We reached my new home just as Paul was helping Mom off the boat and back onto the dock.
Dad threw on the brakes of his chair, the wheels screeching in protest at the sudden halt.
Dad’s voice carried across the planks. “Carebear! How could you! And with such a young buck too. It’s because he has two legs, isn’t it?” Dad reared back in his seat in feigned outrage.
Mom probably would have ignored him if he hadn’t used that particular nickname. The name that Dad described as the “longest and greatest con of his life,” if his story was to be believed. According to Lott lore, the full meaning of the nickname wasn’t revealed until I was a toddler and Mom was gifted a DVD of The Care Bears Nutcracker movie—from Dad, who was tired of being the sole keeper of the secret of his own hilarity.

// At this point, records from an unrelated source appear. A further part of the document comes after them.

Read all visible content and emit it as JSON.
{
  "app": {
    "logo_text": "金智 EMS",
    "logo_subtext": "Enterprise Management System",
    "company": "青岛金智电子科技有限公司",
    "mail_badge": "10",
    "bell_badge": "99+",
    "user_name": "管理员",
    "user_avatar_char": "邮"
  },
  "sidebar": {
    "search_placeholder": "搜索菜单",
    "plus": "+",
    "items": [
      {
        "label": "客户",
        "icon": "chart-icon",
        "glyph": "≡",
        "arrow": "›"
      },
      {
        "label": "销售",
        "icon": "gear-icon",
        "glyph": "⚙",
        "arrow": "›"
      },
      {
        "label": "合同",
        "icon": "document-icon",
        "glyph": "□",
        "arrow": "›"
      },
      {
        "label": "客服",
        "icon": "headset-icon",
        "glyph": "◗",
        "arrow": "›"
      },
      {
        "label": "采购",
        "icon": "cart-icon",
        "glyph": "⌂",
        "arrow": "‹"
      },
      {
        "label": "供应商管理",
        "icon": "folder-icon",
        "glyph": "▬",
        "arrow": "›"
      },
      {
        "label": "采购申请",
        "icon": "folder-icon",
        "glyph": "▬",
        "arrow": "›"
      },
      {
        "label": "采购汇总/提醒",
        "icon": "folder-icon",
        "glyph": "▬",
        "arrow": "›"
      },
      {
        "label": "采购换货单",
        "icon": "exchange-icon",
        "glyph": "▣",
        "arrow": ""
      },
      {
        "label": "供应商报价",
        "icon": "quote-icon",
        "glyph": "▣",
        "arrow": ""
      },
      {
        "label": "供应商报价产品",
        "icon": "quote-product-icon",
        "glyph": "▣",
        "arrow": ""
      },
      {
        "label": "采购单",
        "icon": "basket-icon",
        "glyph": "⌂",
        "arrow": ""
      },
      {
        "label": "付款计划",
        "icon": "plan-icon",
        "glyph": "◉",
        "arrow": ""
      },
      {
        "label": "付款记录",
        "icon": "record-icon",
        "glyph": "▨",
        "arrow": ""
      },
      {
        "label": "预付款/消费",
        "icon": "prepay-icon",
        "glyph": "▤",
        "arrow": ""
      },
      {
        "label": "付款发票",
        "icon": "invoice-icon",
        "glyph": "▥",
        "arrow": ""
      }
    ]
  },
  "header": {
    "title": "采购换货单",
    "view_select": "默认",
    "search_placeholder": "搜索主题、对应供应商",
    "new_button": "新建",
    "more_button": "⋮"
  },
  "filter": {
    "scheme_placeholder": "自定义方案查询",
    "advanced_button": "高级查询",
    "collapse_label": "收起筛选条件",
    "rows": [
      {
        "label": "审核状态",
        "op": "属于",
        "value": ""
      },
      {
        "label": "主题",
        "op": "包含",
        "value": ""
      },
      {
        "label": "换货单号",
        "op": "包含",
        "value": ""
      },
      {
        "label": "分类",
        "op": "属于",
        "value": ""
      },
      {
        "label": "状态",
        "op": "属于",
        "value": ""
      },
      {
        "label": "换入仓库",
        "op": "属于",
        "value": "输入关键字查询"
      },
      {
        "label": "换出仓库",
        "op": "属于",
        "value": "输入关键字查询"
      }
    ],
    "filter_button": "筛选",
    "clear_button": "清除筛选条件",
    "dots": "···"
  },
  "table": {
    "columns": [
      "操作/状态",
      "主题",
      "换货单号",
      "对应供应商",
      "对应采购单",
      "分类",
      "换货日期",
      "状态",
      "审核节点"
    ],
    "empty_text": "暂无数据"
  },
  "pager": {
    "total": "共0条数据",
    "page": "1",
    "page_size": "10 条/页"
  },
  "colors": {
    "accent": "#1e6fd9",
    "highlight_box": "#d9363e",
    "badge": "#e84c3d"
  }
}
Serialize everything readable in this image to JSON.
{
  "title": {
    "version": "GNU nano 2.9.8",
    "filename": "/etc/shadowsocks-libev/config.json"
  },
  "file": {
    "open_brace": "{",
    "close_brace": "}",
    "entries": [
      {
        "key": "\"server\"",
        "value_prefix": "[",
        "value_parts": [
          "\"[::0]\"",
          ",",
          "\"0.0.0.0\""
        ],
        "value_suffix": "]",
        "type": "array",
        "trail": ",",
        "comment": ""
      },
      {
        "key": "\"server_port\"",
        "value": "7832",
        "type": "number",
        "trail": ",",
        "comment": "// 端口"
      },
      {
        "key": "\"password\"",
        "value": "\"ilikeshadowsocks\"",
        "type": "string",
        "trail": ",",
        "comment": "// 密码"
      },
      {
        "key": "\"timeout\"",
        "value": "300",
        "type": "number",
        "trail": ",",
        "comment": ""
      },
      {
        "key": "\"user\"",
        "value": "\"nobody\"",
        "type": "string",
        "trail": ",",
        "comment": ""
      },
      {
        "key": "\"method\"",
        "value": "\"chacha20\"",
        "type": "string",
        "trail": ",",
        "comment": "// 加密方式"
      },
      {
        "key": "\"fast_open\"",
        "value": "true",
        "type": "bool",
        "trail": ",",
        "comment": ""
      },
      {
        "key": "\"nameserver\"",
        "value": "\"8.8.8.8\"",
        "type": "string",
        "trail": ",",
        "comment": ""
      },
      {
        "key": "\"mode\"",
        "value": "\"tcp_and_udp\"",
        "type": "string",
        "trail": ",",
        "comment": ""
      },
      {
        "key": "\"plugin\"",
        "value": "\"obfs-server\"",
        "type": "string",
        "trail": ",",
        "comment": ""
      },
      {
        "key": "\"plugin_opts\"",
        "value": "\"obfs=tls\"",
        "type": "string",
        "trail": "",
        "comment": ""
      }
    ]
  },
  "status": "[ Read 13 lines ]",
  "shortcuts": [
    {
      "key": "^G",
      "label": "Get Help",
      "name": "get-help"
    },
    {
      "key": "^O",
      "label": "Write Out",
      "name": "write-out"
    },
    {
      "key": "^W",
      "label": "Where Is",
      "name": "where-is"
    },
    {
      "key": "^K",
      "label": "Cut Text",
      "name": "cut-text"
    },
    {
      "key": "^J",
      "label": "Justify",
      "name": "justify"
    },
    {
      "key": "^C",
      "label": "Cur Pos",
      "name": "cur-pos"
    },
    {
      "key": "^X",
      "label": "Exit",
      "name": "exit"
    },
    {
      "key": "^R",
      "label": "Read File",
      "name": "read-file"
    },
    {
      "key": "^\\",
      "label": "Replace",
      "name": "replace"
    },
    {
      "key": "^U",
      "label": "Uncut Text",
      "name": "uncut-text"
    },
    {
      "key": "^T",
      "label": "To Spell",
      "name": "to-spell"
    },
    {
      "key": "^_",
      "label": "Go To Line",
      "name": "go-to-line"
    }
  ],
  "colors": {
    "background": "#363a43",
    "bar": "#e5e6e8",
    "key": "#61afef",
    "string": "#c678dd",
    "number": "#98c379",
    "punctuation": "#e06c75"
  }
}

He claimed that he started calling Mom “Carebear” shortly after they started dating because he knew that she would be his wife. And that her married name would be Cara Lott.
Car-a-lott. Care a lot.
“Monroe, I have warned you before and I will warn you again. Do not call me that.” Mom’s tone was lethal. She hadn’t appreciated being compared to a colorful, singing teddy bear, claiming it was bad for her image.
With balls of steel that must have been so heavy it was a wonder his wheelchair didn’t fall right through the wood planks and into the lapping water below, Dad ignored her and mumbled, “Carebear’s grumpy.”
Liem made a choked sound as Dad put the scowl back on his face and aimed it at Paul.